As I descended the steps of our tour bus, I found it odd to have such an innocuous entryway into this most important campus of code-breaking operations. Perhaps this is a method to make one aware of the secretive nature of these operations, and how the simplicity of the buildings on the campus contrasts to the complexity and gravity of the tasks within and the nature of its concealment.
A few hours at Bletchley Park barely scratched the surface, as Tom and I never got further than Block B—the mechanized code-breaking factory and the only building we actually entered. Intrigued by the design of the Enigma and the Bombe as to how they performed, we were unable to move beyond demonstrations and explanations of these machines until we both understand how the code was broken.
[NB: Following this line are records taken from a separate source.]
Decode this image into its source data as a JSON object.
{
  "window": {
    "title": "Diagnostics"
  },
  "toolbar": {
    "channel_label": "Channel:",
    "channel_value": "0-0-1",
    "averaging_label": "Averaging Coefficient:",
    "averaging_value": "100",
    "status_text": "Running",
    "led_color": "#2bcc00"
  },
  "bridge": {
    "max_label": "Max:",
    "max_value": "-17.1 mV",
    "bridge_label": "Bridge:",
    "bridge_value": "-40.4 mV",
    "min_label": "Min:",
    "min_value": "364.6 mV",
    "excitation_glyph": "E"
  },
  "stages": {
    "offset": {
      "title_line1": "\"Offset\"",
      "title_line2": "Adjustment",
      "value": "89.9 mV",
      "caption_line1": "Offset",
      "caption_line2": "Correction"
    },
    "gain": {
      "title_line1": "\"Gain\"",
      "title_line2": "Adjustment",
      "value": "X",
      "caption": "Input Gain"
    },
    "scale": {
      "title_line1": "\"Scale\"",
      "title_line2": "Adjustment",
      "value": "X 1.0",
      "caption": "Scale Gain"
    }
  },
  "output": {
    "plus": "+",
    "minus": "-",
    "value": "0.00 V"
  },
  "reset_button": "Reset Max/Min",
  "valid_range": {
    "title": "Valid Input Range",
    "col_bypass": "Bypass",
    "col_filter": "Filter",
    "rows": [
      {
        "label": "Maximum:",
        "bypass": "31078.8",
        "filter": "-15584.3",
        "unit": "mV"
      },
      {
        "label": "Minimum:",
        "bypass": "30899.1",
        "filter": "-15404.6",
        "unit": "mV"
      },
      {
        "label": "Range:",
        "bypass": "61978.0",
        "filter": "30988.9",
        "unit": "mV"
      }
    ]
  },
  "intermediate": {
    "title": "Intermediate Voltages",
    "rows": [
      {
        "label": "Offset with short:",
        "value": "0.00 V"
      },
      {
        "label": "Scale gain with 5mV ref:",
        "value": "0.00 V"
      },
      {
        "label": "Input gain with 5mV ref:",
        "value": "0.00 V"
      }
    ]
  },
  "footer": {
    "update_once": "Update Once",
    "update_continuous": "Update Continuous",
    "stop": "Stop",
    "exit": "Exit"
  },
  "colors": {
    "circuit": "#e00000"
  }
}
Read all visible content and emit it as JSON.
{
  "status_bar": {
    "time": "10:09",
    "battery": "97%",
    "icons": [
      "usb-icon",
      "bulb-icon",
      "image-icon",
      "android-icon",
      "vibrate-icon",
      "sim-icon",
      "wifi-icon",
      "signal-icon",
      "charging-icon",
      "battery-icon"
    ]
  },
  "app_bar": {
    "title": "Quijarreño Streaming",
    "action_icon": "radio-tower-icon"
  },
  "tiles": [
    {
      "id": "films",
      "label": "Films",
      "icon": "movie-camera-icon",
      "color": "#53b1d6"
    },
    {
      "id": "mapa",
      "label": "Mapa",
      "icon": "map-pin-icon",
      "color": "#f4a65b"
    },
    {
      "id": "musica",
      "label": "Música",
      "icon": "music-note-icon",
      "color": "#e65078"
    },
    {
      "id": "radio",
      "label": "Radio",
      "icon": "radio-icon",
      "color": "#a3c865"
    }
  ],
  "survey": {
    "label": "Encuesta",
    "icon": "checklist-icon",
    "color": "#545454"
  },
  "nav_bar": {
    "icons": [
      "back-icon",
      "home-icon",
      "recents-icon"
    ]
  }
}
Our articulate docent stood before us, dressed in a coded tie, clearly explaining the process in minute steps, perhaps similar to how the cryptanalysts might have labored to translate the data into meaningful words. He also encouraged us to view the Lorenz cipher machine, which we did. Now out of time, we were unable to venture through the remainder of the park, but would happily return if given the chance.
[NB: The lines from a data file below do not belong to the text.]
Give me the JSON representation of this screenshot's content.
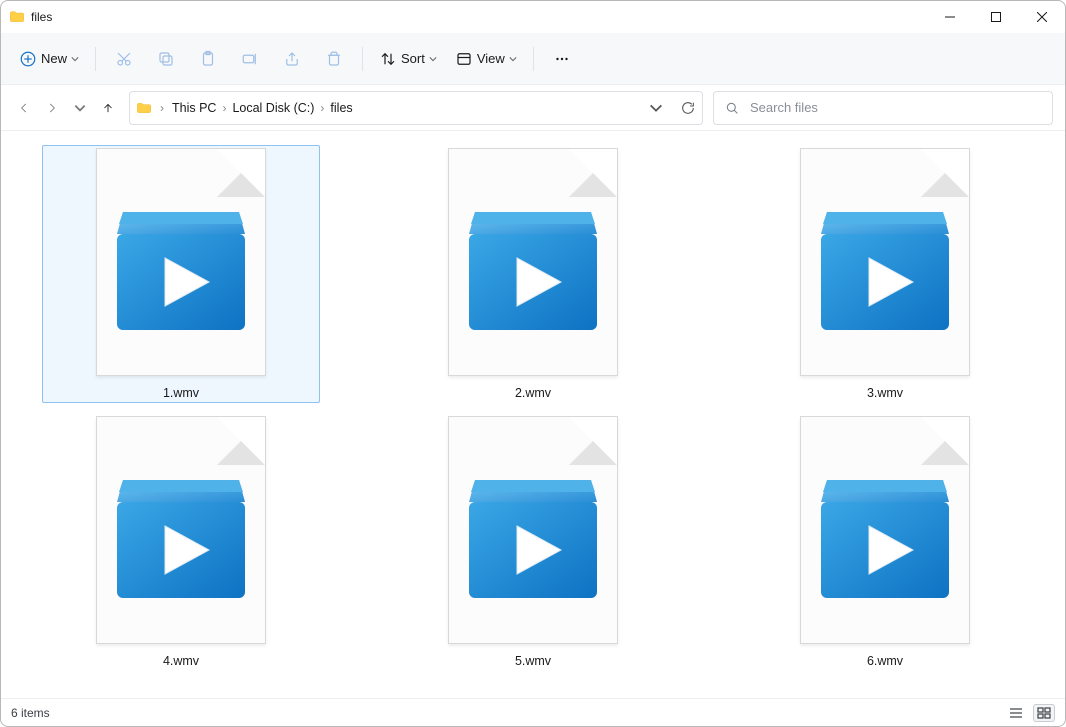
{
  "window": {
    "title": "files"
  },
  "toolbar": {
    "new_label": "New",
    "sort_label": "Sort",
    "view_label": "View"
  },
  "breadcrumbs": [
    "This PC",
    "Local Disk (C:)",
    "files"
  ],
  "search": {
    "placeholder": "Search files"
  },
  "files": [
    {
      "name": "1.wmv",
      "selected": true
    },
    {
      "name": "2.wmv",
      "selected": false
    },
    {
      "name": "3.wmv",
      "selected": false
    },
    {
      "name": "4.wmv",
      "selected": false
    },
    {
      "name": "5.wmv",
      "selected": false
    },
    {
      "name": "6.wmv",
      "selected": false
    }
  ],
  "status": {
    "items_text": "6 items"
  }
}
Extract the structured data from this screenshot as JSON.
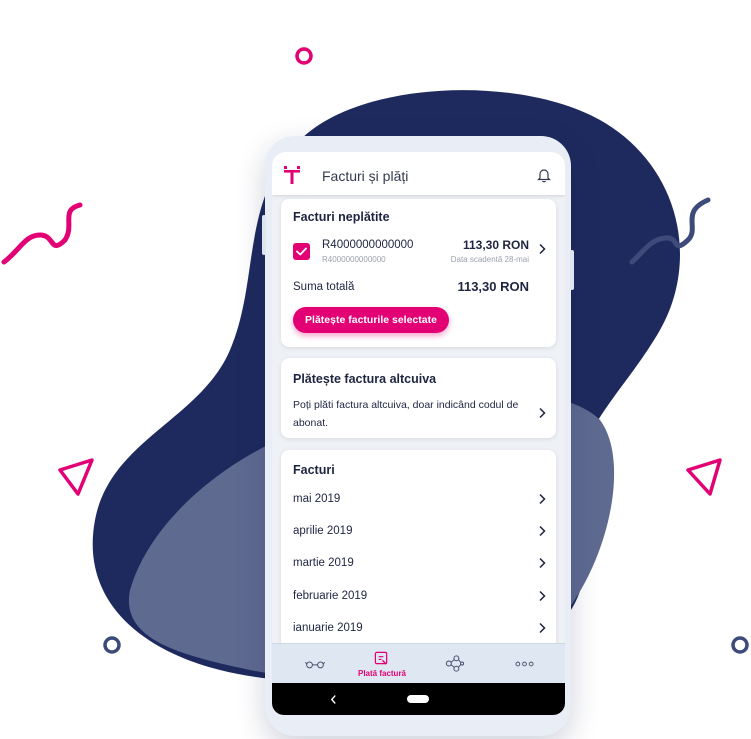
{
  "colors": {
    "brand": "#e20074",
    "navy": "#1e2a5e",
    "text": "#1e2541",
    "muted": "#9aa0ad"
  },
  "header": {
    "title": "Facturi și plăți",
    "logo_icon": "telekom-t-logo",
    "bell_icon": "bell-icon"
  },
  "unpaid": {
    "title": "Facturi neplătite",
    "invoice": {
      "checked": true,
      "id": "R4000000000000",
      "sub_id": "R4000000000000",
      "amount": "113,30 RON",
      "due": "Data scadentă 28-mai"
    },
    "total_label": "Suma totală",
    "total_value": "113,30 RON",
    "pay_button": "Plătește facturile selectate"
  },
  "pay_other": {
    "title": "Plătește factura altcuiva",
    "description": "Poți plăti factura altcuiva, doar indicând codul de abonat."
  },
  "invoices": {
    "title": "Facturi",
    "months": [
      "mai 2019",
      "aprilie 2019",
      "martie 2019",
      "februarie 2019",
      "ianuarie 2019"
    ]
  },
  "bottom_nav": {
    "items": [
      {
        "icon": "glasses-icon",
        "label": ""
      },
      {
        "icon": "invoice-payment-icon",
        "label": "Plată factură",
        "active": true
      },
      {
        "icon": "network-nodes-icon",
        "label": ""
      },
      {
        "icon": "more-dots-icon",
        "label": ""
      }
    ]
  },
  "system_nav": {
    "back_icon": "back-chevron-icon",
    "home_icon": "home-pill-icon"
  }
}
After this experience I found the Macdonald Randolph Hotel aided my understanding of the Enigma. Locating our room #76 in the bowels of the building involved a circuitous path to and from the front desk.
While there weren’t billions of combinations of hallways and no nightly reset of the corridors, there was a convoluted series of turns, 17 to be exact, with a hard 180 degree right similar to the method the coded numbers traveled through in the three-rotor Enigma. The addition of changes in altitude in the form of various 23 steps plus the 36 steps of the main staircase added further complexity to the scramble.
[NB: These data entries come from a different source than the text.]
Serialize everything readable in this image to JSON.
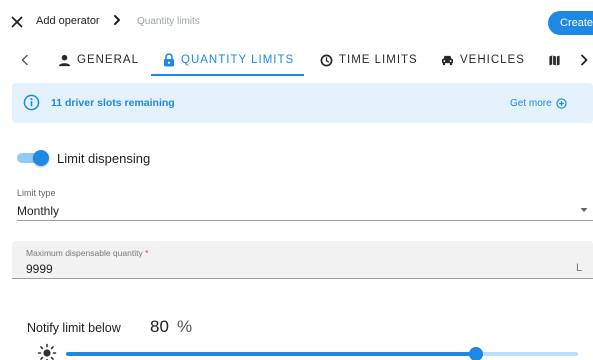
{
  "header": {
    "breadcrumb": [
      "Add operator",
      "Quantity limits"
    ],
    "create_label": "Create"
  },
  "tabs": [
    {
      "label": "GENERAL",
      "icon": "person-icon",
      "active": false
    },
    {
      "label": "QUANTITY LIMITS",
      "icon": "lock-icon",
      "active": true
    },
    {
      "label": "TIME LIMITS",
      "icon": "clock-icon",
      "active": false
    },
    {
      "label": "VEHICLES",
      "icon": "car-icon",
      "active": false
    },
    {
      "label": "",
      "icon": "map-icon",
      "active": false
    }
  ],
  "banner": {
    "text": "11 driver slots remaining",
    "action": "Get more"
  },
  "limit_dispensing": {
    "label": "Limit dispensing",
    "enabled": true
  },
  "limit_type": {
    "label": "Limit type",
    "value": "Monthly"
  },
  "max_quantity": {
    "label": "Maximum dispensable quantity",
    "required_mark": "*",
    "value": "9999",
    "unit": "L"
  },
  "notify": {
    "label": "Notify limit below",
    "value": "80",
    "unit": "%",
    "slider_percent": 80
  },
  "colors": {
    "accent": "#1e88e5",
    "banner_bg": "#e3f2fd",
    "field_bg": "#f2f2f2"
  }
}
The thought of leaving a trail of crumbs as a guide along the route came to mind, but our supply of crumbs might run out before the last turn. In fact, after dinner on our first night, with little experience in deciphering the location of our room and aided by some wine, we got confused in the twisty halls and forgot for a moment whether we were coming or going.
I highly recommend this brain teasing tour of Bletchley Park, if only to reset one’s mind to the challenges of war and how a country came together to decipher from the German military life-saving text using combinations of brilliant minds, both men and women. You must go and figure it out.